Hand made items are usually made from hand made materials. These materials are not exactly uniform in thickness, decoration, shape, etc. A piece of furniture made from uniformly thick wood is not a hand made piece no matter what form it takes and no matter what kind of distressing it displays. If the wood is exactly 3/4" thick, the wood was probably bought at 84 lumber and distressed to make it look old. If the wood is uniformly 7/8th inch thick, then it is earlier - perhaps 1900 - 1920 (we're not sure of the exact dates) but it is still machined material. If it's being used in a Kitchen Hutch, it's probably authentic. If it's being used in an 1850s pie safe or dry sink, it's a FAKE! If a single piece of wood has varying thicknesses, it is NOT machined - it is hand planed to smooth the surfaces. But remember that if it is less than 3/4" thick, it could have been bought at Grossman's and then planed to thin it and give it the textured feel of old wood. So be careful.
Another area to watch out for is hand smithied tools. There is something of a revival of blacksmithing going on right now. Naturally, the new smiths make projects modeled after old items. The usually indicators of age - hand work, design elements, etc. - are lacking because the item is hand done and modeled after an old design. But you can still look at the stock that formed the starting point. If that is uniform in size, diameter, etc., you can still recognize the piece as new work. You should also look for signs of welding. Often a hand wrought piece will betray its age by the electric arc welding at the joints.
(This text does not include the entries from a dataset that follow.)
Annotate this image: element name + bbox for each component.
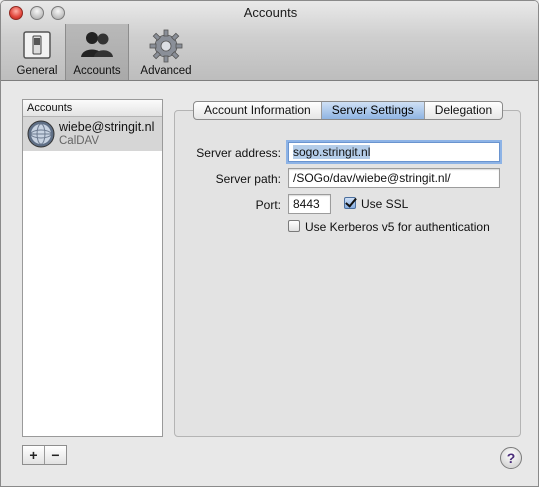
toolbar-advanced[interactable]: Advanced: [135, 24, 197, 80]
tab-delegation[interactable]: Delegation: [423, 102, 502, 119]
accounts-list[interactable]: Accounts wiebe@stringit.nl CalDAV: [22, 99, 163, 437]
use-ssl-checkbox[interactable]: [344, 197, 356, 209]
title-bar: Accounts General Accounts Advanced: [1, 1, 538, 81]
help-button[interactable]: ?: [500, 447, 522, 469]
add-remove-buttons: + −: [22, 445, 67, 465]
server-address-value: sogo.stringit.nl: [293, 145, 371, 159]
globe-icon: [27, 120, 55, 148]
window-title: Accounts: [243, 5, 298, 20]
port-label: Port:: [255, 198, 281, 212]
toolbar-accounts[interactable]: Accounts: [65, 24, 129, 80]
toolbar-advanced-label: Advanced: [140, 65, 192, 77]
server-address-label: Server address:: [196, 146, 281, 160]
use-ssl-label: Use SSL: [361, 197, 409, 211]
add-account-button[interactable]: +: [23, 446, 44, 464]
server-address-field[interactable]: sogo.stringit.nl: [288, 142, 500, 162]
switch-icon: [23, 31, 51, 59]
tab-bar: Account Information Server Settings Dele…: [193, 101, 504, 120]
server-path-field[interactable]: /SOGo/dav/wiebe@stringit.nl/: [288, 168, 500, 188]
account-type: CalDAV: [59, 135, 100, 147]
toolbar-general-label: General: [16, 65, 58, 77]
remove-account-button[interactable]: −: [44, 446, 66, 464]
kerberos-label: Use Kerberos v5 for authentication: [305, 220, 490, 234]
accounts-list-header: Accounts: [23, 100, 162, 117]
toolbar-general[interactable]: General: [11, 24, 63, 80]
gear-icon: [149, 29, 183, 63]
people-icon: [81, 32, 113, 57]
preferences-window: Accounts General Accounts Advanced Accou…: [0, 0, 539, 487]
port-field[interactable]: 8443: [288, 194, 331, 214]
toolbar-accounts-label: Accounts: [73, 65, 121, 77]
list-item[interactable]: wiebe@stringit.nl CalDAV: [23, 117, 162, 151]
server-path-label: Server path:: [215, 172, 281, 186]
account-name: wiebe@stringit.nl: [59, 120, 155, 134]
tab-account-information[interactable]: Account Information: [194, 102, 321, 119]
kerberos-checkbox[interactable]: [288, 220, 300, 232]
tab-server-settings[interactable]: Server Settings: [320, 102, 424, 119]
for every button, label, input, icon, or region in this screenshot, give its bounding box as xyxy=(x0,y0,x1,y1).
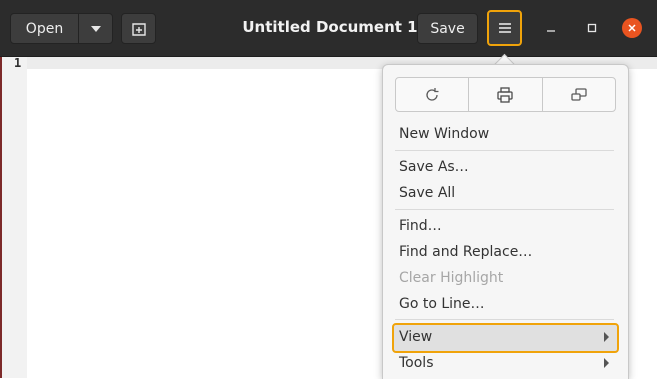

Frequently, when we reject an item as not old enough, the dealer says "but it's got rust on it!" Well, there's rust, and then there's RUST. Rust is caused by oxygen and water chemically reacting with iron to form ferrous oxide, a.k.a. rust. This is patina with a vengeance! The process is gradual, slowly eating its way into the surface, until their isn't anything left. Of course, rust can form over night but at first, it is just surface rust that can be wiped off with your finger. Over a period of weeks or a few months it becomes deep enough to require stronger methods - steel wool - but it is still removable. Even burying an item in the ground for six months or a year won't put a really deep coat of rust on an item. Deep rust, on the other hand is almost impossible to remove. You can use a sandblaster and get rid of the rust, but you'll leave a deeply pitted surface. So study the rust. It can be a clock that ticks off the age.
Fasteners often tell a tale about the pieces they're holding together. On nails for instance, we look for rosette heads and square nails of the blacksmith. On screws we look for slight asymmetries in the head, and if we can get a screw out of the wood, we look for uneven widely spaced threads that reveal the hand filing of some weary apprentice. Once we encounter machine made nails or screws though, we say 20th century and look no further.
Actually, there are useful clues in even machine made screws. Especially look for phillips head screws. Those are the screws with a "cross" on the head instead of a single slot. They did not come into use until the about WW II. We've looked for them in the 1930s catalogs in the Center's reference library and they aren't available. So if the item is put together with phillips head screws, it's got to be post WW II. (Of course and occasional screw can be replaced but it's not likely that every screw was changed.) Many a cast iron toy or victorian lawn chair has been exposed as a reproduction by it's screws.
Plywood is another material that did not come into use until the 20th century. (There were some laminated woods used in chairs by Herter Brothers among others, but it doesn't look like modern plywood.) Around WWI, plywood began to appear in furniture as backs or as dividers between doors. By the 1920s, it was being used as a base for veneers on the main structural elements of dressers and other furniture. By the 1930s, it had become the main building material for all but the highest quality furniture.
Most of today's furniture has even less real wood in it. Particle board or wafer board is the main structural material. That's the stuff they make by mixing sawdust and glue together. Then they cover the material with fake wood grained plastic veneer material (much like contact paper.) This type of furniture is extremely heavy and brittle. Just leaning on a dresser can break all the joints where the fasteners are holding it together. (It's one of the best reason for buying antique furniture!) We think of this an "innovation" of the 1980s and 1990s, but it can actually be found in furniture as far back as the 1950s.